El palacio de hule, de Paula Natalizio

Escribe ENRIQUE D. ZATTARA

EL PALACIO DE HULE, Paula Natalizio, Ediciones El Ojo de la Cultura
Tal una construcción tan fantástica e imposible como su nombre, El Palacio de Hule se despliega en el límite de la imaginación y la realidad con la fragilidad y al mismo tiempo la consistencia de un material tan versátil como la memoria. Un viaje de un día en una vida que no viaja por el tiempo, porque el tiempo para la Poesía es el eterno retorno del que hablaba Nietzche, pero mucho antes que él la concepción griega de la eternidad, que nada tiene que ver, desde luego, con el tiempo de los relojes.
El viaje dura un día: empieza con el Alba, momento espectral que preanuncia una actitud de asombro y expectativa: Llanto, rompe en lágrimas cuando la luz siembra de vida la mañana; y se cierra – en la espacialidad del Libro .- cuando El día anuncia su fin. En el transcurso, el acaecer de un Yo que discurre en rizoma, que avanza a saltos como en la rayuela infantil,  un viaje de circuitos aleatorios que no establece prioridades entre el primer día de una feroz dictadura asesina, un crepúsculo violeta sobre la laguna de Venecia, la semblanza emocional de una escritora o un encuentro esperado en un barrio del sur de Londres. Un viaje con el cuerpo – el detalle vital, vívido de la experiencia – y con la sensibilidad lúcida del delirio. Un itinerario que no se constituye con la cartografía racional de un mapa, sino como en un patchwork hecho de retazos, de imágenes sólidamente aferradas a su fugacidad, de fragmentos unidos no por la flecha del tiempo sino por un sentido que los atraviesa oculto en la subjetividad  Un viaje, en suma, donde la temporalidad se altera, como si se hiciera realidad aquella tarde adolescente en que la protagonista y alguien más se declaran libres y sin tiempo / y bordan flores para el funeral de Cronos.

¿Es El Palacio de Hule un libro de poemas? Quizás no exactamente, si hemos de aferrarnos a la rígida trivialidad de las taxonomías: conviven allí  poemas de los más diversos géneros y métricas – incluyendo la prosa poética y hasta el haiku -, con  inserciones textuales de pura narratividad, delicados islotes prosaicos que sin sujetar la sutilidad del verso le sugieren un puerto de amarre. Fotografías en arbitrario collage – otro patchwork de significados – que refuerzan la sugerencia. Y – lo que es quizás lo más interesante y arriesgado de esta singular experiencia – conviven en él palabras que progresivamente van adentrándose en esa densa jungla de idiolectos del que se compone el lenguaje cotidiano de aquellos que – como el Yo que se desenvuelve en el libro – conforman una nueva diáspora que cada vez distingue menos Itaca y Odisea.

¿Es El Palacio de Hule un libro de poesía? Claro que sí, ello sí sin duda alguna, porque la poesía es un arte que excede sus propios, específicos componentes (o mejor quizás, porque la poesía es el único arte cuyos componentes exceden su propia materialidad).
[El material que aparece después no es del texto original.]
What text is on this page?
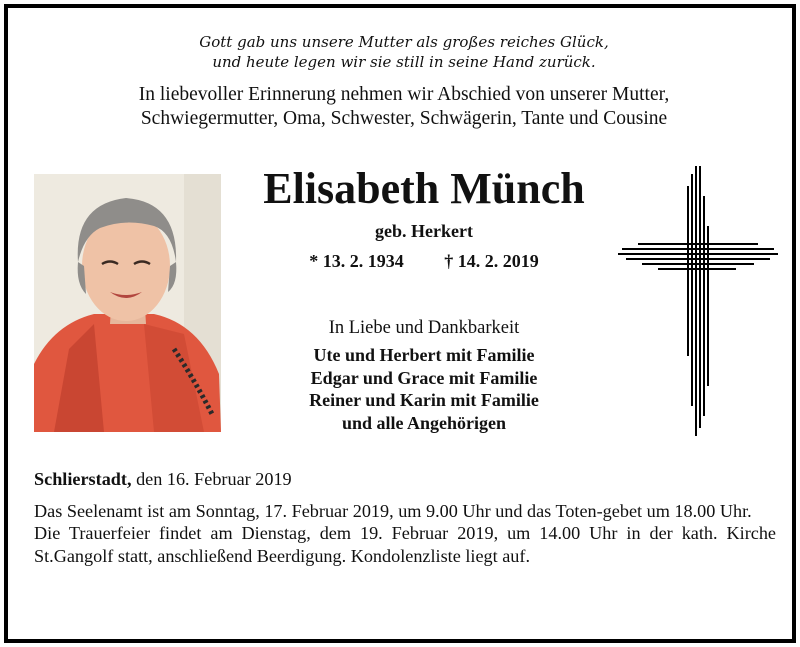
Gott gab uns unsere Mutter als großes reiches Glück,
und heute legen wir sie still in seine Hand zurück.
In liebevoller Erinnerung nehmen wir Abschied von unserer Mutter,
Schwiegermutter, Oma, Schwester, Schwägerin, Tante und Cousine
Elisabeth Münch
geb. Herkert
* 13. 2. 1934 † 14. 2. 2019
In Liebe und Dankbarkeit
Ute und Herbert mit Familie
Edgar und Grace mit Familie
Reiner und Karin mit Familie
und alle Angehörigen

Schlierstadt, den 16. Februar 2019

Das Seelenamt ist am Sonntag, 17. Februar 2019, um 9.00 Uhr und das Toten-gebet um 18.00 Uhr.

Die Trauerfeier findet am Dienstag, dem 19. Februar 2019, um 14.00 Uhr in der kath. Kirche St.Gangolf statt, anschließend Beerdigung. Kondolenzliste liegt auf.
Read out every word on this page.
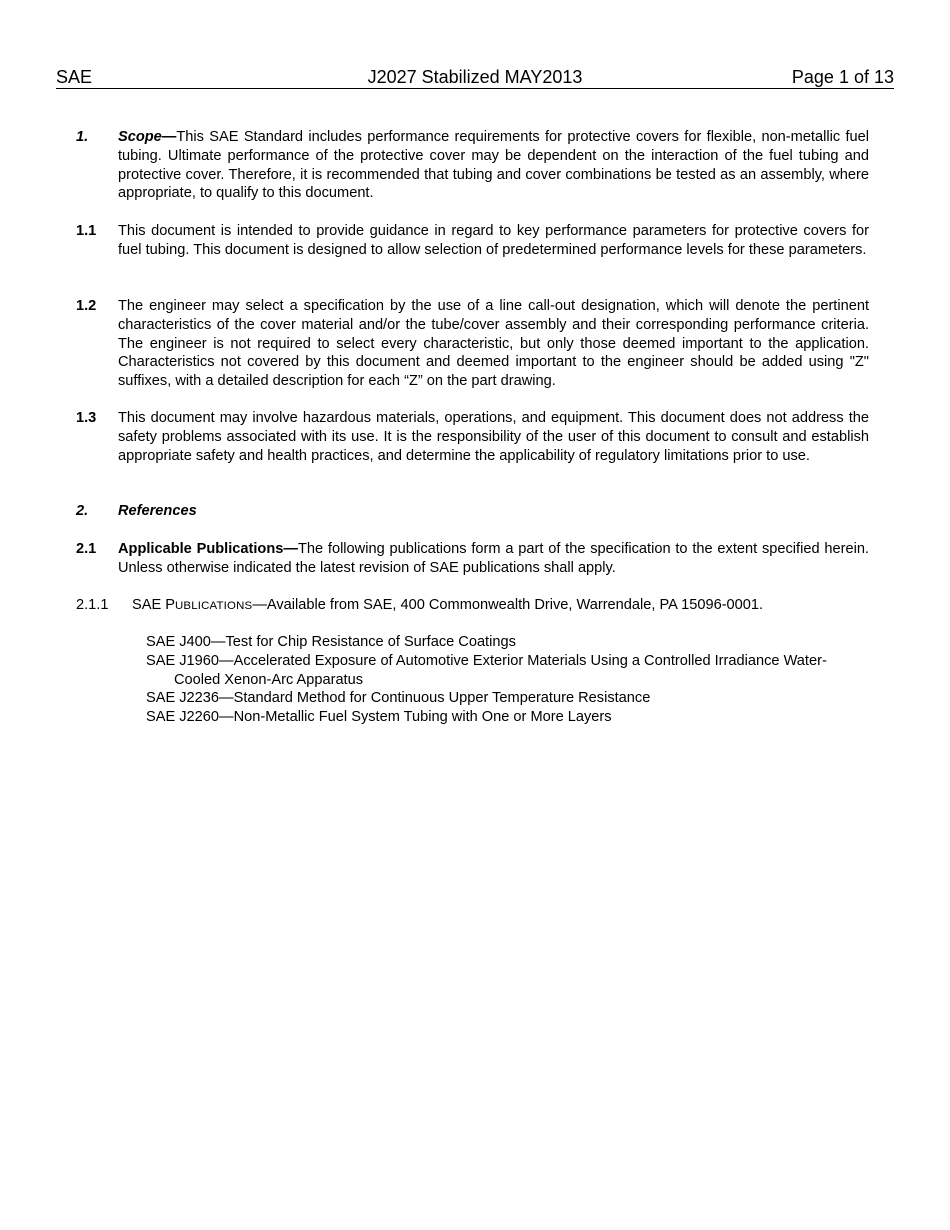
SAE	J2027 Stabilized MAY2013	Page 1 of 13
1. Scope—This SAE Standard includes performance requirements for protective covers for flexible, non-metallic fuel tubing. Ultimate performance of the protective cover may be dependent on the interaction of the fuel tubing and protective cover. Therefore, it is recommended that tubing and cover combinations be tested as an assembly, where appropriate, to qualify to this document.
1.1 This document is intended to provide guidance in regard to key performance parameters for protective covers for fuel tubing. This document is designed to allow selection of predetermined performance levels for these parameters.
1.2 The engineer may select a specification by the use of a line call-out designation, which will denote the pertinent characteristics of the cover material and/or the tube/cover assembly and their corresponding performance criteria. The engineer is not required to select every characteristic, but only those deemed important to the application. Characteristics not covered by this document and deemed important to the engineer should be added using "Z" suffixes, with a detailed description for each “Z” on the part drawing.
1.3 This document may involve hazardous materials, operations, and equipment. This document does not address the safety problems associated with its use. It is the responsibility of the user of this document to consult and establish appropriate safety and health practices, and determine the applicability of regulatory limitations prior to use.
2. References
2.1 Applicable Publications—The following publications form a part of the specification to the extent specified herein. Unless otherwise indicated the latest revision of SAE publications shall apply.
2.1.1 SAE PUBLICATIONS—Available from SAE, 400 Commonwealth Drive, Warrendale, PA 15096-0001.
SAE J400—Test for Chip Resistance of Surface Coatings
SAE J1960—Accelerated Exposure of Automotive Exterior Materials Using a Controlled Irradiance Water-Cooled Xenon-Arc Apparatus
SAE J2236—Standard Method for Continuous Upper Temperature Resistance
SAE J2260—Non-Metallic Fuel System Tubing with One or More Layers
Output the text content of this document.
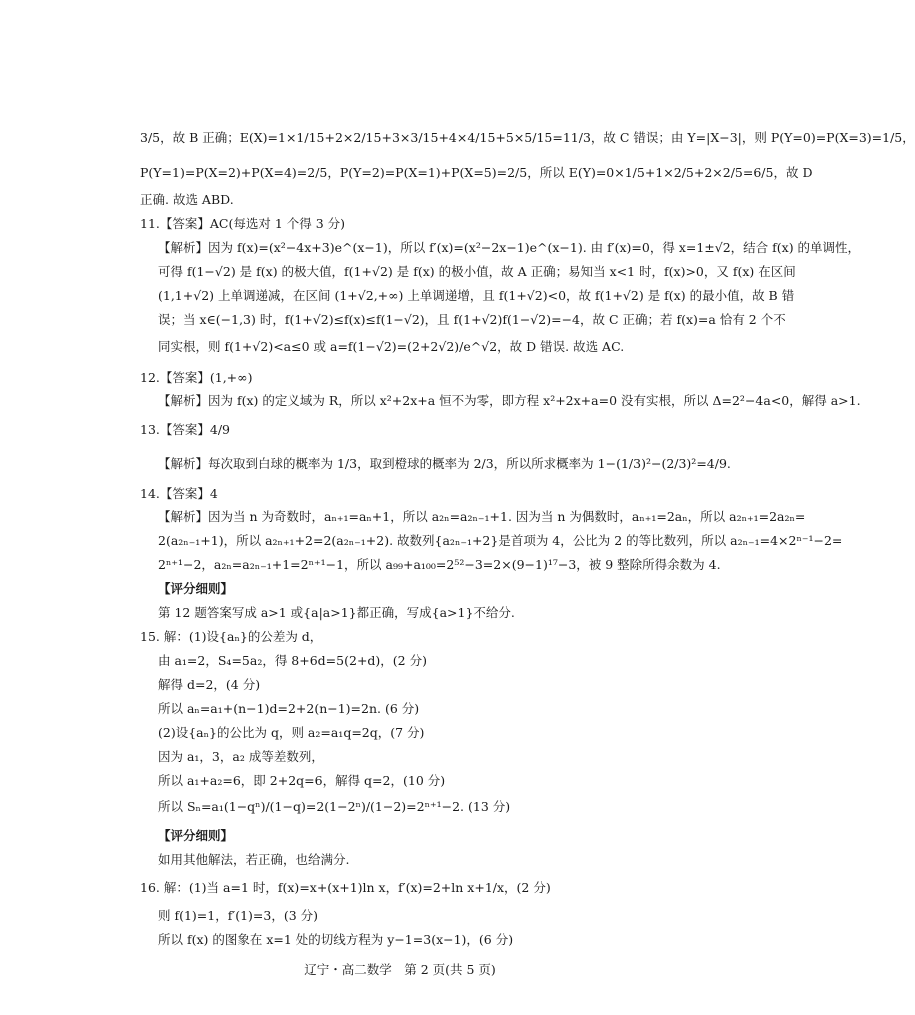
3/5，故 B 正确；E(X)=1×1/15+2×2/15+3×3/15+4×4/15+5×5/15=11/3，故 C 错误；由 Y=|X−3|，则 P(Y=0)=P(X=3)=1/5，
P(Y=1)=P(X=2)+P(X=4)=2/5，P(Y=2)=P(X=1)+P(X=5)=2/5，所以 E(Y)=0×1/5+1×2/5+2×2/5=6/5，故 D
正确. 故选 ABD.
11.【答案】AC(每选对 1 个得 3 分)
【解析】因为 f(x)=(x²−4x+3)e^(x−1)，所以 f′(x)=(x²−2x−1)e^(x−1). 由 f′(x)=0，得 x=1±√2，结合 f(x) 的单调性，
可得 f(1−√2) 是 f(x) 的极大值，f(1+√2) 是 f(x) 的极小值，故 A 正确；易知当 x<1 时，f(x)>0，又 f(x) 在区间
(1,1+√2) 上单调递减，在区间 (1+√2,+∞) 上单调递增，且 f(1+√2)<0，故 f(1+√2) 是 f(x) 的最小值，故 B 错
误；当 x∈(−1,3) 时，f(1+√2)≤f(x)≤f(1−√2)，且 f(1+√2)f(1−√2)=−4，故 C 正确；若 f(x)=a 恰有 2 个不
同实根，则 f(1+√2)<a≤0 或 a=f(1−√2)=(2+2√2)/e^√2，故 D 错误. 故选 AC.
12.【答案】(1,+∞)
【解析】因为 f(x) 的定义域为 R，所以 x²+2x+a 恒不为零，即方程 x²+2x+a=0 没有实根，所以 Δ=2²−4a<0，解得 a>1.
13.【答案】4/9
【解析】每次取到白球的概率为 1/3，取到橙球的概率为 2/3，所以所求概率为 1−(1/3)²−(2/3)²=4/9.
14.【答案】4
【解析】因为当 n 为奇数时，aₙ₊₁=aₙ+1，所以 a₂ₙ=a₂ₙ₋₁+1. 因为当 n 为偶数时，aₙ₊₁=2aₙ，所以 a₂ₙ₊₁=2a₂ₙ=
2(a₂ₙ₋₁+1)，所以 a₂ₙ₊₁+2=2(a₂ₙ₋₁+2). 故数列{a₂ₙ₋₁+2}是首项为 4，公比为 2 的等比数列，所以 a₂ₙ₋₁=4×2ⁿ⁻¹−2=
2ⁿ⁺¹−2，a₂ₙ=a₂ₙ₋₁+1=2ⁿ⁺¹−1，所以 a₉₉+a₁₀₀=2⁵²−3=2×(9−1)¹⁷−3，被 9 整除所得余数为 4.
【评分细则】
第 12 题答案写成 a>1 或{a|a>1}都正确，写成{a>1}不给分.
15. 解：(1)设{aₙ}的公差为 d，
由 a₁=2，S₄=5a₂，得 8+6d=5(2+d)，(2 分)
解得 d=2，(4 分)
所以 aₙ=a₁+(n−1)d=2+2(n−1)=2n. (6 分)
(2)设{aₙ}的公比为 q，则 a₂=a₁q=2q，(7 分)
因为 a₁，3，a₂ 成等差数列，
所以 a₁+a₂=6，即 2+2q=6，解得 q=2，(10 分)
所以 Sₙ=a₁(1−qⁿ)/(1−q)=2(1−2ⁿ)/(1−2)=2ⁿ⁺¹−2. (13 分)
【评分细则】
如用其他解法，若正确，也给满分.
16. 解：(1)当 a=1 时，f(x)=x+(x+1)ln x，f′(x)=2+ln x+1/x，(2 分)
则 f(1)=1，f′(1)=3，(3 分)
所以 f(x) 的图象在 x=1 处的切线方程为 y−1=3(x−1)，(6 分)
辽宁・高二数学　第 2 页(共 5 页)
Y seguramente porque en El Palacio de Hule – y esto, claro, es meramente una intuición cuya veracidad no podría sostener con argumentos concluyentes, suponiendo que tal cosa exista – la verdadera protagonista, el Yo que este viaje despliega, es, sobre todo, el de la Poesía misma.

Un viaje de un día en una vida que no viaja por el tiempo, porque el tiempo para la Poesía es el eterno retorno del que hablaba Nietzche, pero mucho antes que él la concepción griega de la eternidad, que nada tiene que ver, desde luego, con el tiempo de los relojes.

Por eso, aunque el día anuncia su finel límite es el comienzo.